The .chk files are part of the database this could be a bit clearer. If you think of the chunk files as representing an appending log they represent the position within that log (almost always increment only!). The are just essentially a pointer.
truncate.chk is saying if a truncate were to occur where it should occur to. think of it a cluster as "I know I am ok to here! so in weird failures etc lets truncate to this point and redo stuff not redo everything
chaser.chk is saying where the chaser process has committed itself to.
writer.chk is saying the last place written to the log the writer considers good to
obviously there some interactions between these.
With chaser there is a process following the log (much like a catchupallsubscription! who is going through and doing things). This just marks where its last known position is.
There has been documentation on them at varying points…
What you seem to want though is step by step instructions for your configuration/situation.
Providing for a default is fairly reasonable however as example:
-
not everyone runs as a “service” and in linux people also run under varying forms of management thus a large number of these steps can vary from install to install
-
the data is not necessarily in those places it depends on configuration those are defaults eg it becomes “where you configured your data directory to be”
-
for large databases you absolutely do not want to do this (it can take (a) day(s) to re-replicate, you want to come from backup first then re-replicate as example a 1 TB database will take quite some time over the network which in some cases could be downtime if say a node is lost!). I want to restore first then come up catch up starts from backup location.
-
sometimes (most common) you only want to restore a single node not all nodes in a cluster (node A has issue, put in node A1 (possibly restore from backup) … bring up).
-
incremental backups can also be done (faster but worth discussion) … most of those files are immutable.
-
tape based backup can be done
-
often running (an) offsite clone(s) which are backups is preferred (near real-time).
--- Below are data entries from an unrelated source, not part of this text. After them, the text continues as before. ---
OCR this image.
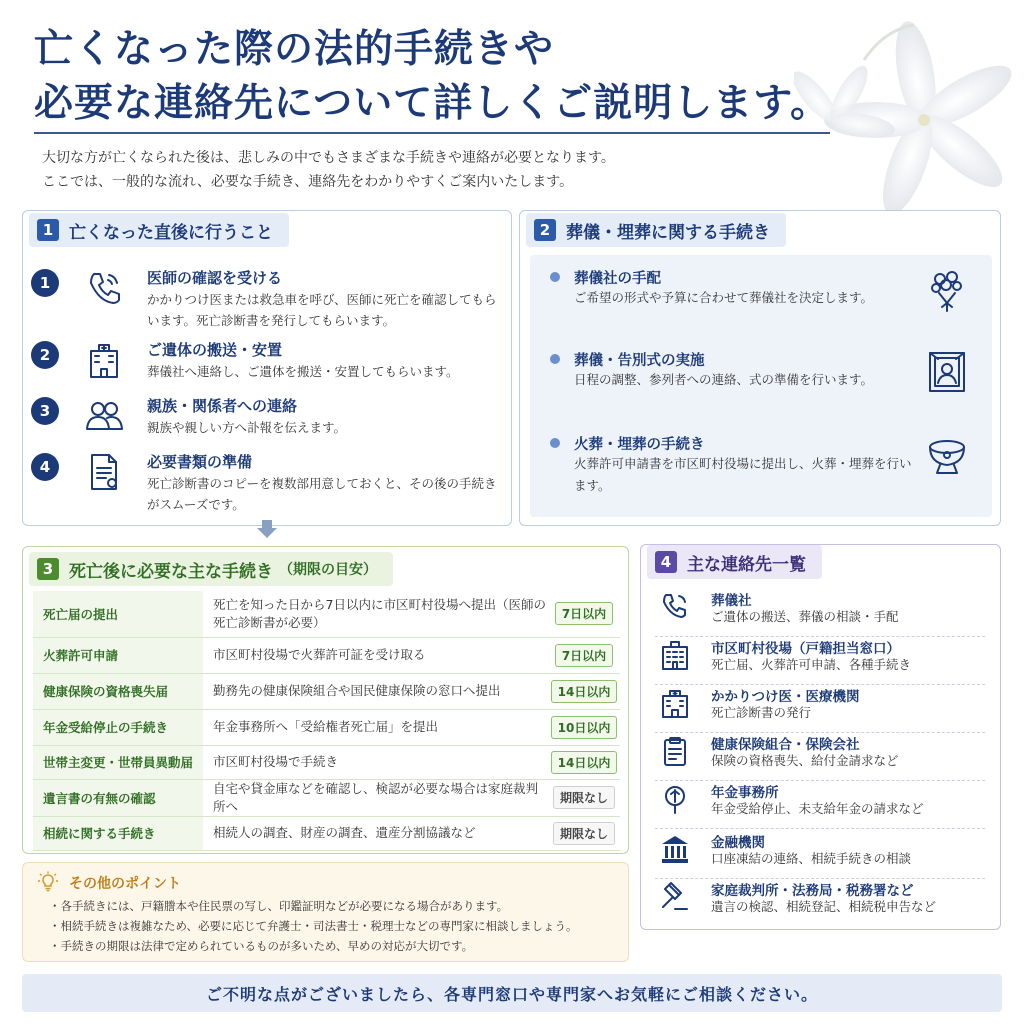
亡くなった際の法的手続きや
必要な連絡先について詳しくご説明します。
大切な方が亡くなられた後は、悲しみの中でもさまざまな手続きや連絡が必要となります。
ここでは、一般的な流れ、必要な手続き、連絡先をわかりやすくご案内いたします。
1 亡くなった直後に行うこと
1	医師の確認を受ける
かかりつけ医または救急車を呼び、医師に死亡を確認してもらいます。死亡診断書を発行してもらいます。
2	ご遺体の搬送・安置
葬儀社へ連絡し、ご遺体を搬送・安置してもらいます。
3	親族・関係者への連絡
親族や親しい方へ訃報を伝えます。
4	必要書類の準備
死亡診断書のコピーを複数部用意しておくと、その後の手続きがスムーズです。
2 葬儀・埋葬に関する手続き
葬儀社の手配
ご希望の形式や予算に合わせて葬儀社を決定します。
葬儀・告別式の実施
日程の調整、参列者への連絡、式の準備を行います。
火葬・埋葬の手続き
火葬許可申請書を市区町村役場に提出し、火葬・埋葬を行います。
3 死亡後に必要な主な手続き （期限の目安）
死亡届の提出	死亡を知った日から7日以内に市区町村役場へ提出（医師の死亡診断書が必要）	7日以内
火葬許可申請	市区町村役場で火葬許可証を受け取る	7日以内
健康保険の資格喪失届	勤務先の健康保険組合や国民健康保険の窓口へ提出	14日以内
年金受給停止の手続き	年金事務所へ「受給権者死亡届」を提出	10日以内
世帯主変更・世帯員異動届	市区町村役場で手続き	14日以内
遺言書の有無の確認	自宅や貸金庫などを確認し、検認が必要な場合は家庭裁判所へ	期限なし
相続に関する手続き	相続人の調査、財産の調査、遺産分割協議など	期限なし
その他のポイント
・ 各手続きには、戸籍謄本や住民票の写し、印鑑証明などが必要になる場合があります。
・ 相続手続きは複雑なため、必要に応じて弁護士・司法書士・税理士などの専門家に相談しましょう。
・ 手続きの期限は法律で定められているものが多いため、早めの対応が大切です。
4 主な連絡先一覧
葬儀社
ご遺体の搬送、葬儀の相談・手配
市区町村役場（戸籍担当窓口）
死亡届、火葬許可申請、各種手続き
かかりつけ医・医療機関
死亡診断書の発行
健康保険組合・保険会社
保険の資格喪失、給付金請求など
年金事務所
年金受給停止、未支給年金の請求など
金融機関
口座凍結の連絡、相続手続きの相談
家庭裁判所・法務局・税務署など
遺言の検認、相続登記、相続税申告など
ご不明な点がございましたら、各専門窓口や専門家へお気軽にご相談ください。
File copy backups are literally “we had bombs go off in 2 data center type scenarios”. Remember you already have N copies of this data running live!
-
often (sustained traffic etc) you don’t want backups on primary nodes but prefer to run a clone which is then backed up
-
many run disk/hw level backups instead of software as primary
-
this is obviously a bit different in the cloud
-
many environments are backed up at a lower level
There quite quickly become a lot of “buts” and “ifs” involving situational information beyond “this is how you backup”
I believe there is some tooling coming around this as well
…
This is also seems like a place where a document covering “a few common scenarios” would likely be useful as opposed to just the “copy these files”.
Backups are actually a good example of where what is likely needed is more of a holistic doc of “so you want to setup like XYZ1 … here is basic layout … here is how deploys work … here is how backups work … here is monitoring ideas, here is how minor/major upgrades work … here is how restores work…”, in other words tying together things in a nice package as opposed to “here are your 27 options”